Friday, July 16, 2010

Strategic Rules On Portfolio Management

After establishing the objective for speculative trading strategy, following will be to specify the conditions for profitable speculation in the equity market with stocks and derivatives. It derives the unique strategic rules from the initial two-choice situations in a given environment with complex structure involving arbitrage in iterative plays for speculative profits.

Since the initiative for the development of trading strategy is inspired from the collapse of investment portfolio during the financial crisis, the creation of rules will be more emphasized on actual experience than theoretical approach. The former is exploited mostly to minimize risk to the portfolio when the market movement is unfavorable to the investment objective. The latter, as well as speculative intuition, is used to analyze the market movement trend and to arrive at an investment decision.

This approach will render the actual transaction a highly subjective process which in turn means that the result is highly unpredictable if the underlying event is more or less random in nature. The market environment and sentiment can infer an investment mistake from emotion. Therefore it is important that before an investment decision is made, the market condition has to be thoroughly analyzed for short term movement trend estimate. After an investment decision is made, if the market movement is favorable then the next decision is when to liquidate the investment to take profit. If the market movement is unfavorable, the impact on the next decision is more complicated due to leverage and hedging consideration.

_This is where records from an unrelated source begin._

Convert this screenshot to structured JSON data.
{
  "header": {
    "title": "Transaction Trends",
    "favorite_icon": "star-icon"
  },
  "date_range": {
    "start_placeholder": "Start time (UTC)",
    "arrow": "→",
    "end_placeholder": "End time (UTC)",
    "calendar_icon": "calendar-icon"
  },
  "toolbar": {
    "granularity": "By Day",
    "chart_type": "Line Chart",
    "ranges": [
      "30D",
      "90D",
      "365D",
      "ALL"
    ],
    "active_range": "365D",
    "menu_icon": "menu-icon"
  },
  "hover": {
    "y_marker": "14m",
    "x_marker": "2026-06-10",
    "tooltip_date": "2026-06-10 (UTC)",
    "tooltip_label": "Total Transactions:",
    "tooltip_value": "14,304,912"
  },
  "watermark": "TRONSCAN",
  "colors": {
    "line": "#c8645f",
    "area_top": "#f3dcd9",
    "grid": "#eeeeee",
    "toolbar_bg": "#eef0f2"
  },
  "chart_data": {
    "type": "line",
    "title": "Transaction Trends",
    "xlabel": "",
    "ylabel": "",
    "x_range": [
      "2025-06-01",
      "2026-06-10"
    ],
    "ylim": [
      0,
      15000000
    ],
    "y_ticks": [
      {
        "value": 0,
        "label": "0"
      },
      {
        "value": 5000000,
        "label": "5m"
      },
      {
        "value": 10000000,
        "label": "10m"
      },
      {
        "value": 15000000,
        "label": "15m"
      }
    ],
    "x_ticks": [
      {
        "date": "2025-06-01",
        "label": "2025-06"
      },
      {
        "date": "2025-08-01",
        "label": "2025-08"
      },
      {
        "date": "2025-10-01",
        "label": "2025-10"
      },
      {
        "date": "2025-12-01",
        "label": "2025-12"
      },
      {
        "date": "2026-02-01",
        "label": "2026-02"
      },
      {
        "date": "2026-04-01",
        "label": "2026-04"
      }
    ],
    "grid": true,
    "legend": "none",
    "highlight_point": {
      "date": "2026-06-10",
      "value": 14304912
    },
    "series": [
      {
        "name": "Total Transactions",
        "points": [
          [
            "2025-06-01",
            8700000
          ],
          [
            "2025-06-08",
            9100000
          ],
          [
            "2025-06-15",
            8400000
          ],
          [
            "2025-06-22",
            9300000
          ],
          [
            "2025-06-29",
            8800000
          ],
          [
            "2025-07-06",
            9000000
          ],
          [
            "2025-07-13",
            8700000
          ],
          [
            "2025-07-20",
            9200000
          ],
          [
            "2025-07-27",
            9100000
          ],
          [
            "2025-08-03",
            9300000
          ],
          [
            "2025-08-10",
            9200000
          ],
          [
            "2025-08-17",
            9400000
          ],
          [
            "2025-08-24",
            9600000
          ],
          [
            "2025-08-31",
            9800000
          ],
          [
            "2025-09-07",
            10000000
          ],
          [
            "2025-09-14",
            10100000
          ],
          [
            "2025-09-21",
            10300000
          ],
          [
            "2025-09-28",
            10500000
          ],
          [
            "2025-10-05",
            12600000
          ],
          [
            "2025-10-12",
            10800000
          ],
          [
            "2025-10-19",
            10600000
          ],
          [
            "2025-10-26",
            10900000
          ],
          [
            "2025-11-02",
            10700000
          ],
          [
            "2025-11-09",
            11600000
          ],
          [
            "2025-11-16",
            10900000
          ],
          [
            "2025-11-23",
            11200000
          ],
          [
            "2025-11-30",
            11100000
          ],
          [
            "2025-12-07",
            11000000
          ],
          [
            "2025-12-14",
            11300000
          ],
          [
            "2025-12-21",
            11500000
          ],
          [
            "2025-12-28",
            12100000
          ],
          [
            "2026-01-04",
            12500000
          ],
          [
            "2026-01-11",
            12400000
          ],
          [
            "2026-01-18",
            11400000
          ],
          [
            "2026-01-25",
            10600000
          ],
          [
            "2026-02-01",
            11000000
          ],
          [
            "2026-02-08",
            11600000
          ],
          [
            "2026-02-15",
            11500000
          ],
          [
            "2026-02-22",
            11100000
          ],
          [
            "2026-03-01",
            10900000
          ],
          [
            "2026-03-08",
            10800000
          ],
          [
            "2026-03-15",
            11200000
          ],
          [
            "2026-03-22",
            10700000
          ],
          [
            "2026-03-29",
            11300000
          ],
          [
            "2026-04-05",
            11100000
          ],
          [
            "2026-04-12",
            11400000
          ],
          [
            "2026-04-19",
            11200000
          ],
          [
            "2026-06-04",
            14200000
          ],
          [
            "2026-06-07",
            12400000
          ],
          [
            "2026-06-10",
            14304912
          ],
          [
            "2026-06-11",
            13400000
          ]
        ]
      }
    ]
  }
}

There may exist theories to analyze market and construct a portfolio for speculative profit. But for the average retail investor, there is neither the knowledge nor the financial resources to execute those plans. However, an individual with correct estimate of market movement for over half of the transactions and adequate risk control should be able to make appreciable profit.

Rules in managing the portfolio is to control the risk and avoid emotional mistake. Therefore it is important that they are strictly followed. The investment portfolio for development and experiment of speculative trading strategy is remnant of the investment portfolio after the financial crisis. Although it is much smaller than initial value, it is real asset and the transactions will incur monetary gain or loss.

Since the speculative trading strategy is under development, the initial draft is mainly based on past experience and is subjected to modification upon review of actual performance. Nevertheless it is guideline for managing the portfolio and risk control in adverse market condition. As previously mentioned, the objective is highly speculative. The major component in the investment portfolio is leveraged ETFs. Other components include small, medium, and large capitalization stocks and derivatives.

As an initial guidance, the proportion in the portfolio value is 30% for small-cap stocks and 30% for mid-cap and large-cap stocks and 100% for leveraged ETFs. Derivatives such as stock options are for hedging purpose and constitute only a small portion of the portfolio. The leverage multiple will be about 1.6x which may not be achievable in realistic account because of FINRA restrictions in trading account margin requirement. Since higher leverage is desired, the major equity for speculative trading is leveraged ETFs and thus have a maximum portfolio value of 100%. The total percentage for equity stocks in the portfolio will be limited by account margin requirement.

Hedging has an important role in risk control. The meltdown of the investment portfolio during the financial crisis is mainly due to over leveraging without adequate hedging. Although similar strategy works well in the aftermath rally in favor of the investment, the seriously damaged portfolio cannot recover much of the previous loss. Therefore the process of asset allocation and portfolio hedging is critical in the investment decision.